Plans are in the pipeline for the federal government to procure additional eight cancer screening machines in a bid to reducing the menace of the scourge in the country.
The Minister of Health, Professor Isaac Adewole, made this known on Tuesday evening in Abuja while playing host to officials and members of the Medical And Dental Consultants’ Association of Nigeria (MDCAN) led by its President, Professor Ngim E. Ngim, when they paid him a courtesy visit.
Adewole said a minimum of eight cancer screening equipment would be bought, one for each of the six geo-political zones in the country, one for the Lagos University Teaching Hospital (LUTH), and another one for the National Hospital, Abuja.
The Health Minister also said most of the cancer screening equipment in all the teaching hospitals across the country would be refurbished pending the arrival of the new ones.

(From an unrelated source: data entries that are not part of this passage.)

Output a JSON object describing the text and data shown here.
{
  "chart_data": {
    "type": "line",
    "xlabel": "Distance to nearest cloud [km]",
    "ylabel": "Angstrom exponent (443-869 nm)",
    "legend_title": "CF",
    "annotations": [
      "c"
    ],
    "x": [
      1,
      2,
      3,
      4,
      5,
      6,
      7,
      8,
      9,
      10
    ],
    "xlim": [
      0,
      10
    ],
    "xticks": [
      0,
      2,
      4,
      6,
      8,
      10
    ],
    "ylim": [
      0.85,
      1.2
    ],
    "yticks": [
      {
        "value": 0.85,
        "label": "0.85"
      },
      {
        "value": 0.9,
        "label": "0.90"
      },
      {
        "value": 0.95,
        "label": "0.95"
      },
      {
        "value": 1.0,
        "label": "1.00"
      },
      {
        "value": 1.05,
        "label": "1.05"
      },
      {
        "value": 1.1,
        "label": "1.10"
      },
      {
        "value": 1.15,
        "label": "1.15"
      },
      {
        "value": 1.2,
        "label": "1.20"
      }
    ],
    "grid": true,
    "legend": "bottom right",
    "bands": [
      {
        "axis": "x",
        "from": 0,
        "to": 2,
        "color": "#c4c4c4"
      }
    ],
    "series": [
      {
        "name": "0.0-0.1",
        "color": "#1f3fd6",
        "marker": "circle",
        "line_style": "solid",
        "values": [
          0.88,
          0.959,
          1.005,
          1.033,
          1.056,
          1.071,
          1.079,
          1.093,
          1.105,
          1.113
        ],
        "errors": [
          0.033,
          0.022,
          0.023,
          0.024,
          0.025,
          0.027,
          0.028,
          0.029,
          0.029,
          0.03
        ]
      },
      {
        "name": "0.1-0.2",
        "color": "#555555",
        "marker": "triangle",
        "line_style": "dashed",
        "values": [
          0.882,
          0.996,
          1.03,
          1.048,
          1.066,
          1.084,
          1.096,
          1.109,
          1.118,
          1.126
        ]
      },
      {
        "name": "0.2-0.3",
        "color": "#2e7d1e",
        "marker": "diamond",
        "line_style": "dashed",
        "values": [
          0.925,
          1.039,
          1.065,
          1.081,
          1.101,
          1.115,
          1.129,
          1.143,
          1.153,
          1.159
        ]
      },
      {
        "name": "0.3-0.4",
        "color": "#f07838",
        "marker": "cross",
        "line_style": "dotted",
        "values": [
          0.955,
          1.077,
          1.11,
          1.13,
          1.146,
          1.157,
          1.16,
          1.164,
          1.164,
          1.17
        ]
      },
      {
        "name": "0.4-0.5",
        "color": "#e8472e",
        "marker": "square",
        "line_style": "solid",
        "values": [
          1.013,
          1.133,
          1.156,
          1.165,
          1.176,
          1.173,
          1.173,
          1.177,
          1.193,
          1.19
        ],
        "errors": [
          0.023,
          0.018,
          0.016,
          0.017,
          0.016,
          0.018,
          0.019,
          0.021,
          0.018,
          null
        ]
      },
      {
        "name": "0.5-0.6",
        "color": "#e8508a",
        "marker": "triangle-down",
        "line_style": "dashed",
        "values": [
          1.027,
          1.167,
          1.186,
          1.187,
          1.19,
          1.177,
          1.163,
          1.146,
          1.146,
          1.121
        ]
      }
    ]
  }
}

“Treatment for cancer is expensive; we know how much our people pay even in Ghana to treat the disease. Those who can pay, we should allow them to pay, while we can also take care of the poor. We are partnering the Sovereign Wealth Fund office to acquire more cancer fighting equipment for our hospitals across the country.
“The Niger Delta Development Commission (NDDC) is also ready to support us to have one of those machines in Uyo, Akwa Ibom State and another one in Port Harcourt. In fact, we may get about 10,” he stated.
The minister frowned at the attitude of some consultants whom he alleged hardly do any work in the hospitals nowadays as they have delegated responsibilities to Resident Doctors, adding that there are consultants who do not carry out any surgical operation in a year.
Professor Adewole also said any strike by resident doctors should not necessarily lead to the closure of a teaching hospital, as he called on consultants to rise to the occasion and carry out skeletal services.
He called on the consultants to take a second look at the knowledge being impacted on resident doctors now in order to improve the overall health care delivery programme in the country.
While Adewole asked the consultants to show understanding as the allocations coming to the Health Ministry from the federal government is not enough to tackle the challenges facing the health sector, he called on the consultants and chief medical directors of teaching hospitals across the country to effectively utilise their Internally Generated Revenue (IGR) for their capital projects.
Earlier in his address, Professor Ngim praised the minister for the prompt response the ministry now gives to incidences of epidemic outbreaks in the country as well as his efforts to bring the health closer to the people through the establishment of more primary health care centres in the country.
He called on the minister to intervene in resolving all court cases in the health sector, particularly those involving pathologists and other allied health workers.
Ngim also implored the minister to take a look at the retirement age of consultants in the country currently pegged at 60, pointing out that there is the need for the system to maximise the experiences of these senior specialist doctors by increasing their retirement age to 65 years.